The Last Fix by Kjell Ola Dahl trns Don Bartlett

Today I’m delighted to share my thoughts on The Last Fix by Kjell Ola Dahl, the next book in the Oslo Detectives series. I really am loving playing catch up with this series ahead of the new book release, The assistant, later this year. Frank Frølich is definitely one of my favourite characters now. Here’s what the book is all about:

Source: Amazon

About the Book

Katrine Bratterud is on the verge of finishing a spell in drug rehab. One evening celebrating her success at the shore of a lake she senses that she is not alone. In the dim early morning light she sees a naked man approaching from out of the woods… The discovery of Katrine’s corpse the following day brings police officers Gunnarstranda and Frolich onto the case and into a world of secrets and lies that stretches back generations.
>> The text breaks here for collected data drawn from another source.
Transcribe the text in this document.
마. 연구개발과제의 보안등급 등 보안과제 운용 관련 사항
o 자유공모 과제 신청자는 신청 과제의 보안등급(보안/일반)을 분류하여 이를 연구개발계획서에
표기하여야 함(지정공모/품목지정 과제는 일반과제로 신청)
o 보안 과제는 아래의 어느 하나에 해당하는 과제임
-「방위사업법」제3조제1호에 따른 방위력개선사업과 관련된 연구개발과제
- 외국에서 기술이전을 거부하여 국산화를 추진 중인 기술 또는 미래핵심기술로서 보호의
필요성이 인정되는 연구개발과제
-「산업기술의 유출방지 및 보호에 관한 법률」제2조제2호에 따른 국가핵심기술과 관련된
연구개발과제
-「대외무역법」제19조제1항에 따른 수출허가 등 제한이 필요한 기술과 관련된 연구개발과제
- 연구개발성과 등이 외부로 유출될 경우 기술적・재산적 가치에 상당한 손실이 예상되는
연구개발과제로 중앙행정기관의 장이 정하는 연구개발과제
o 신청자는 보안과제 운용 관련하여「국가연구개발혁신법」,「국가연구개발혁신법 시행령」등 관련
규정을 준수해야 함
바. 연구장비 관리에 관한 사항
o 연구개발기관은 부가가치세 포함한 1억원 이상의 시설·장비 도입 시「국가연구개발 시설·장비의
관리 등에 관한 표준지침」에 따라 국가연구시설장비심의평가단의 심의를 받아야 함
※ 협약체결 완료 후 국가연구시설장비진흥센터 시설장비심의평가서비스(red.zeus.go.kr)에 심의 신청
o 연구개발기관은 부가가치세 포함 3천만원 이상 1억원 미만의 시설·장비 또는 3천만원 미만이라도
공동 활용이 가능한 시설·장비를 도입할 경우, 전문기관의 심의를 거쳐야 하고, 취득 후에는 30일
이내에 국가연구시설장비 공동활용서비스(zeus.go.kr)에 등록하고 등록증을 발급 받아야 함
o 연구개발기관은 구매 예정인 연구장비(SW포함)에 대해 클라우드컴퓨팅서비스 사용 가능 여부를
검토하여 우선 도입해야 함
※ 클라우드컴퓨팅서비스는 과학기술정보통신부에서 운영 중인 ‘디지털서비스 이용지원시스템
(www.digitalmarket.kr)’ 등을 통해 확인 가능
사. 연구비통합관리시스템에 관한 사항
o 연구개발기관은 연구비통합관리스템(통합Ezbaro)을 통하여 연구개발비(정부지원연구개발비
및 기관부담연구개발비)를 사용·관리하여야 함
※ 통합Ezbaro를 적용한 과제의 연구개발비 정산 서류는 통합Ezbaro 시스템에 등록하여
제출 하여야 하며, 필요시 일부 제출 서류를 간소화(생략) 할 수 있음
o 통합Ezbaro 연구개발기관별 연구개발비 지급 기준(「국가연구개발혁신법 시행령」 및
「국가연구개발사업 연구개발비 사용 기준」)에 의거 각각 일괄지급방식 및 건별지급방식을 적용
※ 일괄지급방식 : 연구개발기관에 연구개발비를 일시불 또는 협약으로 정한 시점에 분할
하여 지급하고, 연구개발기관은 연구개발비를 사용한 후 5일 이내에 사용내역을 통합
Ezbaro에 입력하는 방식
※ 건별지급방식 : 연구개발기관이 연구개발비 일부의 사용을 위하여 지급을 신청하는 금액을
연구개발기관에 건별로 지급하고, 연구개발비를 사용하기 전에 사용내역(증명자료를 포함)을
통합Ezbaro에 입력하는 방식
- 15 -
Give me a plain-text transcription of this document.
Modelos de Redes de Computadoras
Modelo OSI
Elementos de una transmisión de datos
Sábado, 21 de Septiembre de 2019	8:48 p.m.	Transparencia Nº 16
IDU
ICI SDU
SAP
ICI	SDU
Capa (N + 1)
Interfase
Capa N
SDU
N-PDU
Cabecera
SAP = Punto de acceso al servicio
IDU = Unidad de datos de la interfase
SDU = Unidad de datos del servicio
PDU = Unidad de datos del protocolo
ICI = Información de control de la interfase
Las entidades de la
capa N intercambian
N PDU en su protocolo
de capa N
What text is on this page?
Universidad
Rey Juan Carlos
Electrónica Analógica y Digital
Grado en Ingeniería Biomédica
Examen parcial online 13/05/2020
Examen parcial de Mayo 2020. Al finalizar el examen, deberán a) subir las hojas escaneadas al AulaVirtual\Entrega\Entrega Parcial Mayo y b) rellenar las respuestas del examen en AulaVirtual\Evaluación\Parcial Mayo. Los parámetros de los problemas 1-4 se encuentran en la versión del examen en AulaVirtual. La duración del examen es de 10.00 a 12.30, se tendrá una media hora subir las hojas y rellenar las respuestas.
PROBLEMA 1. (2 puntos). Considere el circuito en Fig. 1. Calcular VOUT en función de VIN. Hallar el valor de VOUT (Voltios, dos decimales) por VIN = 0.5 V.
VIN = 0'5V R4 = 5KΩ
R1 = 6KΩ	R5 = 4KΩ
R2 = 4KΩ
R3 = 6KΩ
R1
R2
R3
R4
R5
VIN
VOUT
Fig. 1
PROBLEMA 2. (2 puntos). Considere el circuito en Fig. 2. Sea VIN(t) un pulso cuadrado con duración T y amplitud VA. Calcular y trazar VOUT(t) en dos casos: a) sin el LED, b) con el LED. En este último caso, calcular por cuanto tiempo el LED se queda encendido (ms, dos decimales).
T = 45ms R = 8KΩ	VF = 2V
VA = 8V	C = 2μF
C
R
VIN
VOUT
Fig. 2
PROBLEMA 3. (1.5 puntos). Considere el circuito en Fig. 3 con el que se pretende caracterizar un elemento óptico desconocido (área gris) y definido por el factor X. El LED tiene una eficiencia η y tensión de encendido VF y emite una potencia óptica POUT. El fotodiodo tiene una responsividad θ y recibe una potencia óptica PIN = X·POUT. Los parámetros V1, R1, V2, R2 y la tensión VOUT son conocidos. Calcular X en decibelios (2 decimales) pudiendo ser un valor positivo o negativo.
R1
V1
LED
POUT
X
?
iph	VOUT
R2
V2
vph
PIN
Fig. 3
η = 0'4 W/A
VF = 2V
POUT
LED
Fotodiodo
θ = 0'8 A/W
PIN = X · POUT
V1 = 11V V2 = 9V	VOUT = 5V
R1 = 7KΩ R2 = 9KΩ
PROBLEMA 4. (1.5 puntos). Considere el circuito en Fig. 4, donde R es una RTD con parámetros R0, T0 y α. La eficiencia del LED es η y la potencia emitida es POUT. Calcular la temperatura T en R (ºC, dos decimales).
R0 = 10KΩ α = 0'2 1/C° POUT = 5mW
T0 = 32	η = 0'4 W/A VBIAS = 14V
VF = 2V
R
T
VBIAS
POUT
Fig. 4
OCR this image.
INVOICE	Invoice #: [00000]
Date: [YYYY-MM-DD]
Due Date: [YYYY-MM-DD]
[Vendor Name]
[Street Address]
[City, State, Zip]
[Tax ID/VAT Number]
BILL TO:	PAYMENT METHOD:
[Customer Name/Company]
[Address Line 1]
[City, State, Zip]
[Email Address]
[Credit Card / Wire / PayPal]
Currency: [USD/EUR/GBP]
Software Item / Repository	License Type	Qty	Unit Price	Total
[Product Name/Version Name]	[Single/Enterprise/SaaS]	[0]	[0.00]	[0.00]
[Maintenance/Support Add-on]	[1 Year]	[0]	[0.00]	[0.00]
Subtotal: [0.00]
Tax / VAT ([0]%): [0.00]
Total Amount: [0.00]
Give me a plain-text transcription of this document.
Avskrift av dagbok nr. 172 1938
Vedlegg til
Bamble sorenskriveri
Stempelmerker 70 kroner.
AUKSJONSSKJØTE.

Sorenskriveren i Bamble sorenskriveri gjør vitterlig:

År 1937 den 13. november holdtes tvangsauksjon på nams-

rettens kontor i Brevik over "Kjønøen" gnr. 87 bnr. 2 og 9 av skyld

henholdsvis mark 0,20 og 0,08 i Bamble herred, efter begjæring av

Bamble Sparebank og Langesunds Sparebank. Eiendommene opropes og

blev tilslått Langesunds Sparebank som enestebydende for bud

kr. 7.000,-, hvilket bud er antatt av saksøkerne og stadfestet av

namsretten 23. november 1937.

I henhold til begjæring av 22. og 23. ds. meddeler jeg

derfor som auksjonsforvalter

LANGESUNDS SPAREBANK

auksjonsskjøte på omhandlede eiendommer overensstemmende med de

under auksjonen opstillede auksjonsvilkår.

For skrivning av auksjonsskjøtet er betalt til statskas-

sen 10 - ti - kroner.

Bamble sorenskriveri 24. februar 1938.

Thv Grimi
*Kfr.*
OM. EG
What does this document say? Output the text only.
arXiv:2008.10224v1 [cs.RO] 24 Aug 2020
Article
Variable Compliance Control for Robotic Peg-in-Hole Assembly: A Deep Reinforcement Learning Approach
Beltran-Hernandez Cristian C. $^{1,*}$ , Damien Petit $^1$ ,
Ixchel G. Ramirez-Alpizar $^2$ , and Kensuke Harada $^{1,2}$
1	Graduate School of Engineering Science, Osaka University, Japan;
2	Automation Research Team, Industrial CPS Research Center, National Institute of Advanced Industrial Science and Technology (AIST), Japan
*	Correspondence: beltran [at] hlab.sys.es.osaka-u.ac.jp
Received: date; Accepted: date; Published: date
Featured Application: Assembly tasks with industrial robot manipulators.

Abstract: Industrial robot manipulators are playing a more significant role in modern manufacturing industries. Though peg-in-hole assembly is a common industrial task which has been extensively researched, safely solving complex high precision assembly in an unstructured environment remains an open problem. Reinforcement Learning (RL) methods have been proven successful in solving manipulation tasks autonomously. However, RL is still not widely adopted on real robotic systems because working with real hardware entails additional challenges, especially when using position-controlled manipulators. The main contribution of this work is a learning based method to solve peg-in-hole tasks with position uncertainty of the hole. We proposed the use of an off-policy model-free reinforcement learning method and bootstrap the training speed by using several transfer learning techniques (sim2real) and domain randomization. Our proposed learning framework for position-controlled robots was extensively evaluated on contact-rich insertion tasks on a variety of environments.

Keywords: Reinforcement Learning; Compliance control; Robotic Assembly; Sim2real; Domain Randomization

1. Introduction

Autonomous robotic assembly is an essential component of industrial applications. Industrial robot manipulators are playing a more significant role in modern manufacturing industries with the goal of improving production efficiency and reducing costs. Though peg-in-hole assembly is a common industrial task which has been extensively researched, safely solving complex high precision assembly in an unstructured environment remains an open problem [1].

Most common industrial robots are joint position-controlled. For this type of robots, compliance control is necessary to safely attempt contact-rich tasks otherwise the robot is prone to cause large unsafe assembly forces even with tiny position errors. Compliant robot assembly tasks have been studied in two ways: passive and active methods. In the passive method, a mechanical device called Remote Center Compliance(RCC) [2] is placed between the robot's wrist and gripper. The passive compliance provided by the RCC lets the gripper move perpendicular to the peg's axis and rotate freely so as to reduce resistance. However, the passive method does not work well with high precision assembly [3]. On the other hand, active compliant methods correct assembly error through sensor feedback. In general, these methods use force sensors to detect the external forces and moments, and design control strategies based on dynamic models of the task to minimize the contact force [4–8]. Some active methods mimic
Katrine’s past as a prostitute makes her easy prey to a series of men, who immediately become suspects – and victims. In a world of secrets can the Oslo Detectives find out the truth about these grisly murders in time before the killer strikes again…?

My Thoughts

The Last Fix takes readers through the past of murder victim Katrine Bratterud in a bid to uncover who should wish to kill her and why. She is a woman with a chequered past, a history of prostitution and substance abuse, but to all appearances she had turned her life around and was making a fresh start so who could possibly want to kill her?

The story is split into clear parts – the hours leading up to her murder, where we meet a variety of characters who are soon to become suspects too, and the days afterward in which Frølich and Gunnarstranda attempt to uncover the motive for and, ultimately, the perpetrator of her murder. We are very much with Katrine right up to the point of her murder and I will admit that , to that point, I was uncertain as to how much affinity I had towards her as a character. She clearly had some kind of difficult past, the scenes in the travel agency that she worked at indicative of the fact she had something to hide. She also had a very changeable nature when it came to the men in her life, from indifference towards her boyfriend, to almost fear of another guest at a part she attended, through to a clear affection for a third man who comes to her aid just before she is ultimately killed. But the more I read, the further we moved into the investigation, the more I felt for her and understood how she came to be in the position she was. It also gave me more respect for the way she had tried to better herself and the life she was trying to carve when someone finally took her options away from her. In the end she was a very sympathetic victim and Kjell Ola Dahl did an excellent job of establishing this over. the course of the novel.

There are a number of different threads to this story, different paths down which the two Detectives travel in order to find out what really happened. There are a number of red herrings thrown their way, clues left which muddy the water and force them to change the focus of their investigation. As is typical with this series, we are present for all of the interviews, allowing us to start to build our own picture of what happened, but also allowing us to build on the knowledge we have of the victims final hours, something which is not yet available to the Detectives, By gathering what the suspects reveal, and what they omit, I started to form opinions on guilt or innocence, whilst still. be kept in the dark over some of the most vital clues in the story.

In many ways this book is a story of family and the various familial links between characters play a very large part in what comes to pass, both in the past and the present. I love that the author has slowly built that picture from the ground up, retaining the tension and also building my understanding of the two Detectives and what drives them. With each book, a little more is revealed and the more I understand, the more I like them. There is a sadness in Gunnarstranda which manifests itself in the way he approaches the case, and a kind of transient spirit in Frølich, unable to settle, which does likewise. But they are both determined to do right by the victim and I am happy to go on this journey with them.

I don’t know quite what it was about this book, perhaps the victim and the gradual unravelling of her past, but I found myself flying through this book in spite of the fact that the pace of the. narrative is not that intense. Just something drew me into Katrine’s world and I wanted to know more about her. The more I did, the more anxious I was that the Detectives uncovered her killer, because this book, more than a number of the others, really engaged me emotionally. Katrine’s was not the only murder in the book, but it was the one that resonated the most. I think that ultimate sympathy for her as a victim left me requiring justice, the ultimate tragedy of her fate after coming so far. The author did a commendable job of infusing the story with a kind of emotion and gave us and ending which left me completely satisfied.

About the Author

Kjell Ola Dahl was born in the city Gjovik, in Norway in 1958, but grew up in Oslo. Dahl was a teacher and social adviser in High school when he started to write the Oslo Detectives series. Two times Dahl has won the Riverton-prize, the Norwegian National prize for the best novel of crime fiction (in 2000 and in 2015). He won the prestigious Brage-prize for the Courier, a standalone novel of crime fiction set in Norway and Sweden during World War II and in 1967. The first book in the series of the Oslo Detectives – Lethal investments – was published in in Norway 1993.